On the opposite side of the gallery, Jennifer Cawley’s photographs provide plenty of rich color but even more obfuscation. Her mystery is the internal kind: trying to remember. “Her father was a Vietnam vet who died when she was 7,” explains Suter. “She’s doing work on how we construct memory from these fragments.”
The Rhode Island School of Design grad from Massachusetts seems to have taken newspaper or magazine images from the Vietnam War and blown them up — that act itself perhaps an intentional metaphor. The dot gain from the halftones is evident in the old photos. (Ancient technology, kids.) The dominant color is green, given the terrain of that Southeast Asian country. But, while the images are intentionally distorted, Cawley has also manipulated the focus; large swaths of the figurative scenes are blurred, in the way that rain on a windshield puddles the view. Scale here, too, is indiscernible: Are those toy soldiers or real ones? What’s actually going on here?
Whatever the personal significance to Cawley of the images or her process, the viewer is left to contemplate the seemingly endless story of humans killing humans — or, perhaps, the ironic fullness of life that the verdant green implies.
Sharing the east gallery with Cawley is new-media artist Christopher Page (Yale University School of Art) of London, whose minimalist, exacting constructions of rigid foam and off-white latex vaguely suggest functionality: The wall-hung “Protein” almost looks like a giant light switch; “Therapy” is almost a chair, albeit a tricky one to negotiate. There’s a hint of both pop-art humor and sci-fi sterility in these bold structures, but in the end they are about nothing. And, as with “Seinfield,” therein lies the intrigue.
Joo Lee Kang (School of the Museum of Fine Arts), paired with Watermeyer in the west gallery, is decidedly consumed by something: mutation. The Boston-based artist’s black-on-white works are presented as wallpaper-like scrolls, framed drawings and an 18-foot-long, wall-hung installation called “Chaos.”
Kang’s wallpaper seems like updated toile, but on closer inspection its “cute” creatures — ducklings, small snakes, frogs — clearly have two heads, three legs or other deformities.

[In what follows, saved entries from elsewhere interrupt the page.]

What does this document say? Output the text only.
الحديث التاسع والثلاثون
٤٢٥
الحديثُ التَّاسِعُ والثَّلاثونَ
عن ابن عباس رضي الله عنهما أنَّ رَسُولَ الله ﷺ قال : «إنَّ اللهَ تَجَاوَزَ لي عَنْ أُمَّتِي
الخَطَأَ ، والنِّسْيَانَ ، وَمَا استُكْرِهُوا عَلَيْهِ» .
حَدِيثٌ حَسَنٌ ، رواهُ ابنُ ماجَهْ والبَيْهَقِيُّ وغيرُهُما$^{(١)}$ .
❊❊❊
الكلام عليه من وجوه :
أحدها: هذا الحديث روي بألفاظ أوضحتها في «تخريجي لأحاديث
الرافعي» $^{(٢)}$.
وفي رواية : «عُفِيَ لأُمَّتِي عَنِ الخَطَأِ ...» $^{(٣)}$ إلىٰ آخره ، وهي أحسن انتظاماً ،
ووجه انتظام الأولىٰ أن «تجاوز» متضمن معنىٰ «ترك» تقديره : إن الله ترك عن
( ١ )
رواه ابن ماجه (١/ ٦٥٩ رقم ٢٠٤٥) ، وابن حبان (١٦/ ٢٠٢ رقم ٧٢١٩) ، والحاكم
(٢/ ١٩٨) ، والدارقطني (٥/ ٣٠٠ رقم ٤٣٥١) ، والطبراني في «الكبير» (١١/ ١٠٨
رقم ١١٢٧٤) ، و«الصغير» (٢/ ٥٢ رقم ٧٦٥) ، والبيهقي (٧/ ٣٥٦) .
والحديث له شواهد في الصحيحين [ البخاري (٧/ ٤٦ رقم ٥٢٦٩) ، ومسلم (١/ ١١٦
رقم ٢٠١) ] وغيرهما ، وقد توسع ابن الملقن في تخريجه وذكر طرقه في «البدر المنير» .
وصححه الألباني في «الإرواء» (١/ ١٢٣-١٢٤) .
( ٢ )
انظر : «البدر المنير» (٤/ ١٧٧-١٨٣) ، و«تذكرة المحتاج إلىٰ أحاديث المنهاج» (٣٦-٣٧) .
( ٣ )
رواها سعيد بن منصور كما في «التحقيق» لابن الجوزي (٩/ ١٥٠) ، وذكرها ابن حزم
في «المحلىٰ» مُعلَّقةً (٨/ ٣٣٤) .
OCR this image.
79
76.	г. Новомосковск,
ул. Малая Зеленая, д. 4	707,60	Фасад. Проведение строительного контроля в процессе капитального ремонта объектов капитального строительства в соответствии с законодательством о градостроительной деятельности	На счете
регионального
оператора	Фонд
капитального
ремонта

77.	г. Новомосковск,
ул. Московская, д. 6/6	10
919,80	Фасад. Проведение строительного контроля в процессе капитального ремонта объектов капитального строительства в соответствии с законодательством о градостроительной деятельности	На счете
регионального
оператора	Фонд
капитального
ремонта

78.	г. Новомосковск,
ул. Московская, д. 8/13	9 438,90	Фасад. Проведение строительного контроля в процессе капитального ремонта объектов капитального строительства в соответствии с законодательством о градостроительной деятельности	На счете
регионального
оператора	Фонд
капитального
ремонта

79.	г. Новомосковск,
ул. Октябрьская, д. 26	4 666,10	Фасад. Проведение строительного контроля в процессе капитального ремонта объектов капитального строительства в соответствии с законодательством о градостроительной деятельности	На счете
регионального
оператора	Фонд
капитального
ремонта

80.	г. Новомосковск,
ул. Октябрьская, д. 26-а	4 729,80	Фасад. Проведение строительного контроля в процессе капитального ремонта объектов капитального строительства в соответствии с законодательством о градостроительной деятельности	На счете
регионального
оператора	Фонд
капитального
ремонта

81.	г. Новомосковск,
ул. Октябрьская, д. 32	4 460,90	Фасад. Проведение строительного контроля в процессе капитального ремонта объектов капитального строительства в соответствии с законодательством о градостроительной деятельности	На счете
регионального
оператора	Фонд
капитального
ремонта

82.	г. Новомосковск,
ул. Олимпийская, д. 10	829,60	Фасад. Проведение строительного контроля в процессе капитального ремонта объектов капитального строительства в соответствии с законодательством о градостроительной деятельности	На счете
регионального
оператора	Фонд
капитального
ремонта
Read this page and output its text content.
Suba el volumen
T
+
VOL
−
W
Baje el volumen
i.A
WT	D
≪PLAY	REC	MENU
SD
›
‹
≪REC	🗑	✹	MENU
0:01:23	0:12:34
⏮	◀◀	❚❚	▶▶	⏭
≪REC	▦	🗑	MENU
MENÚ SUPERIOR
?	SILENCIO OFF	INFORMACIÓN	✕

Her competent drawings are rendered with ample cross-hatching, but there’s nothing comic about the results. The mutated critters populate the hundreds of photocopied pages of “Chaos,” which forms an organic, undulating swoosh and illustrates Kang’s disturbing point. “It’s about out-of-control repetition, like cancer,” observes Suter.
The middle gallery room of Helen Day is filled with the whimsically obsessive, monochromatic installations of Melanie Perreault (Concordia University); an “Employee of the Month” conceptual installation by John C. Gonzalez (School of the Museum of Fine Arts) that riffs on the systems of commerce; and striking paintings by Francisco Moreno (RISD) that present iconic American images — the bald eagle, Lady Liberty, Captain America — in severe black, gray and white. Moreno’s broad-brush strokes of white across his images are deliberate and artful — obscuring rather than defacing, suggests Suter — and add a design element that turns visions of dominance into abstractions.
Each of the artists in “Best,” in his or her own way, subverts the obvious and rewards the curious.
“Best of the North East Masters of Fine Arts,” Helen Day Art Center, Stowe. Through September 5.